A potential limitation in our findings is that our study was hospital based where the population under investigation was febrile patients seeking treatment. Therefore, the afebrile cases or those that were unable to present to the hospitals were inevitably not captured by our sampling strategy. Again, the patient samples were generated in absence of a robust probabilistic sampling method. This has the effect of limiting the generalization of the results. A population-based survey or follow up of patients to obtain a convalescent sera sample was not feasible due to the nomadic lifestyle of the patients, the ongoing inter-clans conflicts and militia activities in the region. However previous studies have reported adequate performance of the used commercial serion ELISA classic test kits in detection of phase II specific IgG and IgM [36, 62] respectively, in diagnosis of acute Q fever. The novelty of the present study was that the ELISA positive sera were further confirmed with the reference diagnostic method (IFA) and the patients whose fever onset was ≤ 2 weeks were further screened for Q fever using a quantitative real-time PCR. Nevertheless, the possibility of recent infection cases, false positive or chronic cases being considered as acute Q fever cannot be completely rule out.

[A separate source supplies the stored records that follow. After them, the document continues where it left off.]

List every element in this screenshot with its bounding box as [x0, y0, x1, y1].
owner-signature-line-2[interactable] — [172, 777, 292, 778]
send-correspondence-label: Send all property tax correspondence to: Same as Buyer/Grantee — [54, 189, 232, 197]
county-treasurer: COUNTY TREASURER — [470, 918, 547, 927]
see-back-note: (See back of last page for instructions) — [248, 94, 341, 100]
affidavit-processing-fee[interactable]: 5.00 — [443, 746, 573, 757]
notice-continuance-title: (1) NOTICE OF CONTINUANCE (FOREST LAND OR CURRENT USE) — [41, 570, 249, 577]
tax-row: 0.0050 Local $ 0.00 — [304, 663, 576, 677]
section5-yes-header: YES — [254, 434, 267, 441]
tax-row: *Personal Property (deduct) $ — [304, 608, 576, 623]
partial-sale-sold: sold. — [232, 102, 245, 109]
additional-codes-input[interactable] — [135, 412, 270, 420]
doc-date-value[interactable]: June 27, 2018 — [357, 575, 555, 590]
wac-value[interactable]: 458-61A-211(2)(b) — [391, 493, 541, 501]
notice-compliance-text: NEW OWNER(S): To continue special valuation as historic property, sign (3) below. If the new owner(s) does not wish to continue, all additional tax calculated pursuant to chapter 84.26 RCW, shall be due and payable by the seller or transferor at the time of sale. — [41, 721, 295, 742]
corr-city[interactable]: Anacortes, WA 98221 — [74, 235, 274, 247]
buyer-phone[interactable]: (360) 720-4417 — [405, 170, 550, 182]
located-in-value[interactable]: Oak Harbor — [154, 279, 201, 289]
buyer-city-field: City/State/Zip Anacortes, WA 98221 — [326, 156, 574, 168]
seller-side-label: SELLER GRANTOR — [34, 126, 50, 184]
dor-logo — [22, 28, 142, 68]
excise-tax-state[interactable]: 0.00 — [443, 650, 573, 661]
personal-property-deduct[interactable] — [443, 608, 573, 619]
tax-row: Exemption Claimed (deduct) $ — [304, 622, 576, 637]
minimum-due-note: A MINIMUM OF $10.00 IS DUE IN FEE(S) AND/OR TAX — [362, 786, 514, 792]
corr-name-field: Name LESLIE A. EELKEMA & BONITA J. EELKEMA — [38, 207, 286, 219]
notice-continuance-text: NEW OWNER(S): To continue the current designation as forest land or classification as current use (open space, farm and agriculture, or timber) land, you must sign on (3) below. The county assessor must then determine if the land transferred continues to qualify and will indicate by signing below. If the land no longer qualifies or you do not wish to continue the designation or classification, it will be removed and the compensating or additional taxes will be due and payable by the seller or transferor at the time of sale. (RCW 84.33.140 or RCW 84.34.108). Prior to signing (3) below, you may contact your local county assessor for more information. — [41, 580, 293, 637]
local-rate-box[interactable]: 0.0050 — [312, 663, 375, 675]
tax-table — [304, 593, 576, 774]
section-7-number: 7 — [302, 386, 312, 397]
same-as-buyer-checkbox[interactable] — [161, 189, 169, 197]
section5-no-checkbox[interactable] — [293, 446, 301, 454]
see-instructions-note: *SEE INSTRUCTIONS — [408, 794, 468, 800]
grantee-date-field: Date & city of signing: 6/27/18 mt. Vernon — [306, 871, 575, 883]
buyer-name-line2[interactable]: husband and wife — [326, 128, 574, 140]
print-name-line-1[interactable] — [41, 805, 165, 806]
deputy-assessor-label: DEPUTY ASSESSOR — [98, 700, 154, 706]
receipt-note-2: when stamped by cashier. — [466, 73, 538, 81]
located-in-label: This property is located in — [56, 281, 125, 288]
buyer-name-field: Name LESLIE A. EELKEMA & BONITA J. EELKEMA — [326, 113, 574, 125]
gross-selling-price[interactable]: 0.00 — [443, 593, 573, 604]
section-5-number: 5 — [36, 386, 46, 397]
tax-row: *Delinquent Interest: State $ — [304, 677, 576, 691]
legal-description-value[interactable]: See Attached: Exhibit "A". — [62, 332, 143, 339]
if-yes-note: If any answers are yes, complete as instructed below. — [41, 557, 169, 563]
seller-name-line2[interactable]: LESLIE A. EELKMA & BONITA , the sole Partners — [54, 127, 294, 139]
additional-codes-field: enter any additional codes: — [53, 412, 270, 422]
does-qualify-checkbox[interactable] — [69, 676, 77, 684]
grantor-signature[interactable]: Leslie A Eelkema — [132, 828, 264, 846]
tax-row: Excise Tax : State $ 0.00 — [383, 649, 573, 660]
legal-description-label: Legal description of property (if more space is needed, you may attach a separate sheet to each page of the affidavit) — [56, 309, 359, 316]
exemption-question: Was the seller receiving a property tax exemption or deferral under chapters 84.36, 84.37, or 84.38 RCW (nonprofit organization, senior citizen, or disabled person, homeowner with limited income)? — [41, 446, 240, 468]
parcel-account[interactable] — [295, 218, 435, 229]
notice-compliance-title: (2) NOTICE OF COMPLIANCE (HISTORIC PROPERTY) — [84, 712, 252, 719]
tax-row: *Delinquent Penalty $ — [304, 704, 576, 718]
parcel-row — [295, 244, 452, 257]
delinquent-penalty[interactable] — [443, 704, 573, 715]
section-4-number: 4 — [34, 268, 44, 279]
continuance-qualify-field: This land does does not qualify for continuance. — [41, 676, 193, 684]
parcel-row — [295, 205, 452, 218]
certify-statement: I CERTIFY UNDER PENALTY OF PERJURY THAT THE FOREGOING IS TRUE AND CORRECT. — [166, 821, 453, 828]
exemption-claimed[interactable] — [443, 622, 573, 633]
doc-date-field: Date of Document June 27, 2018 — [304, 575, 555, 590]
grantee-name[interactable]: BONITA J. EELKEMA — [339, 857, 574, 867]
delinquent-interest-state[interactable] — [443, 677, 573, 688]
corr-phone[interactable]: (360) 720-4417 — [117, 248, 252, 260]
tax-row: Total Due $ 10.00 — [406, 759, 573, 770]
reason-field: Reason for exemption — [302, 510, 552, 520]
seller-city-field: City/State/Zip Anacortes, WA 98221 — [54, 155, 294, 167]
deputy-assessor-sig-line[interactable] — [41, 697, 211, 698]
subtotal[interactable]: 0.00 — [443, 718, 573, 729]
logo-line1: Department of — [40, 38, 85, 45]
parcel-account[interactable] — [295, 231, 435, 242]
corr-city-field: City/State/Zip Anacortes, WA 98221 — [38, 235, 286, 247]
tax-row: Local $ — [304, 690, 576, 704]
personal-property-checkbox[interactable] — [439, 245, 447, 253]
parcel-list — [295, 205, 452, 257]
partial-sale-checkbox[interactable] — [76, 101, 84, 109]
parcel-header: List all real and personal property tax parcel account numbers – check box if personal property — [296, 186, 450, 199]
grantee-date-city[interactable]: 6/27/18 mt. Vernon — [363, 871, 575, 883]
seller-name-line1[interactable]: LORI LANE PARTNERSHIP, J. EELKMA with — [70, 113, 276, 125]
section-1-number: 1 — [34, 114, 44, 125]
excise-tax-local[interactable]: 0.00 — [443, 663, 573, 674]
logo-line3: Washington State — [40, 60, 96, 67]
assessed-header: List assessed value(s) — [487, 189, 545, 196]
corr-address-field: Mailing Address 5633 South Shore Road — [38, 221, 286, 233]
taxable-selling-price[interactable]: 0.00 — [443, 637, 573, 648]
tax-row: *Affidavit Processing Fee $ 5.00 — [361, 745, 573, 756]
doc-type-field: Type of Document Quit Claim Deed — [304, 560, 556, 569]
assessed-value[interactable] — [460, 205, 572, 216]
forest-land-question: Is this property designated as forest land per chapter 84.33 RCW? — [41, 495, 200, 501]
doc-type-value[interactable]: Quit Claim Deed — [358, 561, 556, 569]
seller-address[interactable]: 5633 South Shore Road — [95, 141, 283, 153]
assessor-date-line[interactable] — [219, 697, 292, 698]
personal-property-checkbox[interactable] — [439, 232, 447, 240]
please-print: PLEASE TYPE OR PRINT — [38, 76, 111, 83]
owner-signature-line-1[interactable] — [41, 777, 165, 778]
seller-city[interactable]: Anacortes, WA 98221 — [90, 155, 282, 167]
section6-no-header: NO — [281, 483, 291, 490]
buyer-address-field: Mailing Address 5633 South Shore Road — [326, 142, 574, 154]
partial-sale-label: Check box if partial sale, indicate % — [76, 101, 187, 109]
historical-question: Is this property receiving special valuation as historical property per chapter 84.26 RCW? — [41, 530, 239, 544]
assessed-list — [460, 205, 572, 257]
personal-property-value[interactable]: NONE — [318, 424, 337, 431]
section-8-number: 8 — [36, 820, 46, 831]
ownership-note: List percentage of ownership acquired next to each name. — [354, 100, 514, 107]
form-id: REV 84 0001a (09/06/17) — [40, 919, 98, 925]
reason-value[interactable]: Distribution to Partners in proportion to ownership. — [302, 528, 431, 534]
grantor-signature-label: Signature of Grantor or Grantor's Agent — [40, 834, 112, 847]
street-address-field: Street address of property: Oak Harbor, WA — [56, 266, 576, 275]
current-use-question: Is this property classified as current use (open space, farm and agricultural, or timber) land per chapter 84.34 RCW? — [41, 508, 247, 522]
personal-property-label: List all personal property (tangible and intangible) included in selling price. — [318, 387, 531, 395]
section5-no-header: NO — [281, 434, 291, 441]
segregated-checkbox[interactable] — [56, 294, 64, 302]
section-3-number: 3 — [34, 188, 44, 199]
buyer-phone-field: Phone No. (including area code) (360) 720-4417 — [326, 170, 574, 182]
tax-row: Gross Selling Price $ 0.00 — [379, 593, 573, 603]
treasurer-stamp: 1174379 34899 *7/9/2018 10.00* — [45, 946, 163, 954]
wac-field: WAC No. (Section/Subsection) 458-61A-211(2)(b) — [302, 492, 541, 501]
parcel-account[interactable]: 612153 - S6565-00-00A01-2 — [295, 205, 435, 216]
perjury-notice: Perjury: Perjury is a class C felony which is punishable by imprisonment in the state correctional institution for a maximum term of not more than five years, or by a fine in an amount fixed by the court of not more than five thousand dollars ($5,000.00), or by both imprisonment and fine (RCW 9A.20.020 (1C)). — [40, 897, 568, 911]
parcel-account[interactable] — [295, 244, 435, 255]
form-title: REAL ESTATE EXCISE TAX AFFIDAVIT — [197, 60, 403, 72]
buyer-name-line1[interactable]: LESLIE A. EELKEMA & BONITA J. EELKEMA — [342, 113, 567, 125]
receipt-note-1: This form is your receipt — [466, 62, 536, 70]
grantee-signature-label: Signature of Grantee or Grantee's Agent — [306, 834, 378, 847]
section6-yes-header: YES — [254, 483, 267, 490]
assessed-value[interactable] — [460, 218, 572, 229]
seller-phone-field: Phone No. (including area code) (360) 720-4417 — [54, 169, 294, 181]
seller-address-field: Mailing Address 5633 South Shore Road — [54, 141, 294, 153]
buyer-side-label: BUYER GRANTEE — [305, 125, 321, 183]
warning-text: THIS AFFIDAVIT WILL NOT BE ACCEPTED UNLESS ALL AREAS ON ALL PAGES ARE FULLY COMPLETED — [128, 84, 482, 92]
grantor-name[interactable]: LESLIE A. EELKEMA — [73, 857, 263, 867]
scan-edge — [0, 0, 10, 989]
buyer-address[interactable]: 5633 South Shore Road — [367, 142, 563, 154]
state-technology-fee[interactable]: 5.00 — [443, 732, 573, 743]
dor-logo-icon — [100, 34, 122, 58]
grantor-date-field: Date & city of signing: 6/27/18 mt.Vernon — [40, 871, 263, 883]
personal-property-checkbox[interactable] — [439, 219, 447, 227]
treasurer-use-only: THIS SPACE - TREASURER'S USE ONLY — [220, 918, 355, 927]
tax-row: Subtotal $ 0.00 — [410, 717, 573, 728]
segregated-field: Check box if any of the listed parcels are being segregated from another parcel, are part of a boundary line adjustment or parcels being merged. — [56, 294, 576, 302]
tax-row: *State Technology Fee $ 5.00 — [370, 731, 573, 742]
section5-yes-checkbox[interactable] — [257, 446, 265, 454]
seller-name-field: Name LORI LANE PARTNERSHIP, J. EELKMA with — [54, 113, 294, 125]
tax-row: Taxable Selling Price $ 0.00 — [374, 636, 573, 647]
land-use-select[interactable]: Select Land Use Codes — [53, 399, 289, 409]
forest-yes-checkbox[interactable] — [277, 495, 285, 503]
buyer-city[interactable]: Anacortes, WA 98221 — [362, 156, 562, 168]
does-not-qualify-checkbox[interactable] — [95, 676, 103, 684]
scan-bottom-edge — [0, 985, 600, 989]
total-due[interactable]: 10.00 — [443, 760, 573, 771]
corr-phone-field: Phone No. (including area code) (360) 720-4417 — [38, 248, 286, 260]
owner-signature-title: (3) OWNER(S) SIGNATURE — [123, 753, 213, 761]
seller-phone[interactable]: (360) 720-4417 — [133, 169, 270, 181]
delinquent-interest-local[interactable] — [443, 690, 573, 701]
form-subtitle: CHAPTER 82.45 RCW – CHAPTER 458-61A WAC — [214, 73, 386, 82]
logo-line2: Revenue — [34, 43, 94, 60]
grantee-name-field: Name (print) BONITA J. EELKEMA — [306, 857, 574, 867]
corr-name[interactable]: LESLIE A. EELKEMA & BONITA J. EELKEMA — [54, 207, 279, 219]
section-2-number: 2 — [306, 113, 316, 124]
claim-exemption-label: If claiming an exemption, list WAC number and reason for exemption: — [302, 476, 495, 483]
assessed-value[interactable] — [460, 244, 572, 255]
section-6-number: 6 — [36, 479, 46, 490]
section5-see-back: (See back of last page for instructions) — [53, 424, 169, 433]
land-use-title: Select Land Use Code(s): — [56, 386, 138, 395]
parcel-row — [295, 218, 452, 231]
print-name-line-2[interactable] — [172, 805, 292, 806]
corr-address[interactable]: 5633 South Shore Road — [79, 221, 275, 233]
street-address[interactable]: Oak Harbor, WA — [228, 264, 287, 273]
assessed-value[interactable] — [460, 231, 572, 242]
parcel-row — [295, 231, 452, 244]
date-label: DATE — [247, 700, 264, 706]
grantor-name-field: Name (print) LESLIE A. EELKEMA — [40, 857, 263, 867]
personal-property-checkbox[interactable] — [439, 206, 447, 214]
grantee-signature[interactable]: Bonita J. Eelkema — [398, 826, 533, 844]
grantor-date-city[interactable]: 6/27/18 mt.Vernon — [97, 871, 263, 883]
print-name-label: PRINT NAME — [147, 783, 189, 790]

The utility of our prediction score should be interpreted in the context of potential limitation. The cross-sectional nature of the study did not allow more comprehensive evaluation and follow up of each patient and the fact that the prediction rule was derived by logistic regression modeling which can be prone to residual confounding effects. Another potential limitation is related to the heterogeneous clinical presentation of Q fever in patients and the fact that the score was validated in patients from the same region where it was developed. Though deliberate efforts were made to exclude the commonly reported febrile etiologies in the region including typhoid fever, malaria and brucellosis, unfortunately due to the nature of the present study and scarcity of appropriate laboratory and radiological support, a comprehensive differential diagnosis for other febrile etiologies among our patients was not feasible. These factors may have affected the discriminatory index of the present score. Nevertheless, our study was not designed to give a definite clinical algorithm but one to help clinicians in distinguishing febrile cases probably due to Q fever from febrile episodes not due to Q fever and aid in making clinical empiric therapeutic decisions. Therefore, validation of the present prediction score in well-designed studies in diverse independent cohorts is highly warranted.

General recommendations

A one health approach for surveillance of emerging and remerging infectious diseases should be encouraged in Kenya to support design and implementation of rational control strategies for febrile diseases. Education programmes and appropriate preventive interventions targeting the significant risk factors needs to be designed for the communities at high risk of exposure. Increased clinician and laboratory personnel awareness and access to laboratory testing capacity is needed to enable timely detection and early treatment to prevent severe sequelae.